Magee nurses filed their petition to join the Service Employees International Union Healthcare Pennsylvania (SEIU HCPA) last May, but didn’t have an election until August, because UPMC was able to delay it with frivolous challenges in front of the Pittsburgh branch of the National Labor Relations Board (NLRB).
UPMC challenged the number of nurses who were allowed in the bargaining unit and argued that the election should be delayed due to the lack of a quorum at the NLRB after President Donald Trump fired Gwynne Wilcox when he took office in January.
According to Logan, these delay tactics come straight from an anti-union playbook.
“Delay can be a killer for union organizing campaigns just because of the dynamics of organizing,” Logan said. “It’s very difficult to stop and start all of the time, and if the employer files charges with the NLRB or appeals everything that the union files, the outcome almost doesn’t matter. It’s a process. It’s the delay that matters. It gives the employer longer to [time], mount an anti-union campaign.”

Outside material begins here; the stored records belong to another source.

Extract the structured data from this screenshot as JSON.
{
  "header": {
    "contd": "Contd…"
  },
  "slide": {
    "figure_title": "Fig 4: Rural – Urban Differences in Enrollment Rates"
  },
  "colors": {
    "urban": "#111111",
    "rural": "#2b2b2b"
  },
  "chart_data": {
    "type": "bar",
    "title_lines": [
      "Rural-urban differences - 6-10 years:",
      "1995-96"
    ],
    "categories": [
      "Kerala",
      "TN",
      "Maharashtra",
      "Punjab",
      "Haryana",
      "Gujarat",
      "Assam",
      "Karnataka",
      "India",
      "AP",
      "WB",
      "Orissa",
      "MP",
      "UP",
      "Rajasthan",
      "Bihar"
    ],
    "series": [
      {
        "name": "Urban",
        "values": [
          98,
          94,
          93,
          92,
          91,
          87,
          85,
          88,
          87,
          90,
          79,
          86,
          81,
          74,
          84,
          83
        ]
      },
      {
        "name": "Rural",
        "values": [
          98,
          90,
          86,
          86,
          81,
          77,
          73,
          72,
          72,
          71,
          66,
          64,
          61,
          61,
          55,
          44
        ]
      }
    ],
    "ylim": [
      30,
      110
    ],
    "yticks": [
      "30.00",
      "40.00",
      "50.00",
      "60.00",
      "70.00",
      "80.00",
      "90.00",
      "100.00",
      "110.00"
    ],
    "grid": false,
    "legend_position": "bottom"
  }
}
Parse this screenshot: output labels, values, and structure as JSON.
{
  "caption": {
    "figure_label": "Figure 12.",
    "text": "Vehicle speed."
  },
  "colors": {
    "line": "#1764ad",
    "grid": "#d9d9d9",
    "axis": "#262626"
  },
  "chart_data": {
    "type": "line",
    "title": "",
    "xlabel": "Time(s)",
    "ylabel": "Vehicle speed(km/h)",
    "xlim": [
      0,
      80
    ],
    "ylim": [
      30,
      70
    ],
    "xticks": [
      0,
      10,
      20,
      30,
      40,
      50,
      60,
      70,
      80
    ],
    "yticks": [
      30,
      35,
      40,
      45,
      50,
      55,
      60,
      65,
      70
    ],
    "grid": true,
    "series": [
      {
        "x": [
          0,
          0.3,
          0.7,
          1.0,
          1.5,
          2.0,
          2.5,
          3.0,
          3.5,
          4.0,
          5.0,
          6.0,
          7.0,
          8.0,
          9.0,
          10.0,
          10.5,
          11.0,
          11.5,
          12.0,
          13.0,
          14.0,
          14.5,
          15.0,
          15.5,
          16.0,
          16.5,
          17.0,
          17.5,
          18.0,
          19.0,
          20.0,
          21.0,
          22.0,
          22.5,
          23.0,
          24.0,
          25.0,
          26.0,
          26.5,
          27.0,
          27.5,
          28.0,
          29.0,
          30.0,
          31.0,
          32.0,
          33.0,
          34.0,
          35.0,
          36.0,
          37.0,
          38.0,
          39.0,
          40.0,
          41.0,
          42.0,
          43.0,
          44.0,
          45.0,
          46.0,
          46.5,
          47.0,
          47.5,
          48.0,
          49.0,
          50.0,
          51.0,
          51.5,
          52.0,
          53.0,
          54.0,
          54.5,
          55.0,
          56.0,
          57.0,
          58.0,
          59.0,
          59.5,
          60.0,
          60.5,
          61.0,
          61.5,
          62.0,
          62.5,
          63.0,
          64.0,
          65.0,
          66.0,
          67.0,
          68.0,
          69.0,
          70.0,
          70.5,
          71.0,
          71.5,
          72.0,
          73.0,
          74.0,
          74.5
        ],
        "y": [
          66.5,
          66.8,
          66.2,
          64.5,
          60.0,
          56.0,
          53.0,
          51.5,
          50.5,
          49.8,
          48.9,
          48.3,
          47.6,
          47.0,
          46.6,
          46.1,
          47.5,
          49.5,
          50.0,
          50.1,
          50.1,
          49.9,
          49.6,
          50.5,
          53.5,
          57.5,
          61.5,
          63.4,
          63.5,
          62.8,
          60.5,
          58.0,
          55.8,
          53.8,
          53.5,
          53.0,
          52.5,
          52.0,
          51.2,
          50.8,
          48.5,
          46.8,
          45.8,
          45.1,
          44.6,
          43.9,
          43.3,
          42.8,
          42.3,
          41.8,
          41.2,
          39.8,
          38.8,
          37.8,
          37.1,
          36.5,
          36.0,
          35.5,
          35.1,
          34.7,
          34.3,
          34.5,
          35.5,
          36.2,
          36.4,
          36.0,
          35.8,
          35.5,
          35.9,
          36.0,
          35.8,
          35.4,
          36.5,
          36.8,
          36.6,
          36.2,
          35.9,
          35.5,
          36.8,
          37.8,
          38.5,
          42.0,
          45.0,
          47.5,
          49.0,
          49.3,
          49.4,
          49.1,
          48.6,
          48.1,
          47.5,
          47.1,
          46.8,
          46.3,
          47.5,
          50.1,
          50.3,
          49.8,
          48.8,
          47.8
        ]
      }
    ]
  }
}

Magee is one of the largest research institutes in the country dedicated to women’s health with the country’s largest neonatal intensive care unit (NICU), and this delay proved stressful for the nurses.
”We are chronically understaffed and it’s a stressful job,” Lucy Rose, a nurse practitioner with UPMC, said in an interview. “ We were getting pulled away from our patients. It caused anxiety. There were a lot of tensions on the unit. I personally was discouraged from communicating with any of my coworkers as if there were something wrong with it.”
Now that the nurses have formed their union, they still have to negotiate their contract, which could drag on for years if UPMC continues with their anti-union tactics.
“Companies encourage employers to fight, to do everything they can to fight a campaign,” Logan said.
“A few of them have said explicitly in the past, but they all sort of say it, is that you haven’t lost until you sign a contract. Of course you don’t wanna have an election, because if you don’t have [an election], you can’t lose it. But even if you lose an election, that’s only part one of part two. You haven’t actually lost until you sign a contract.”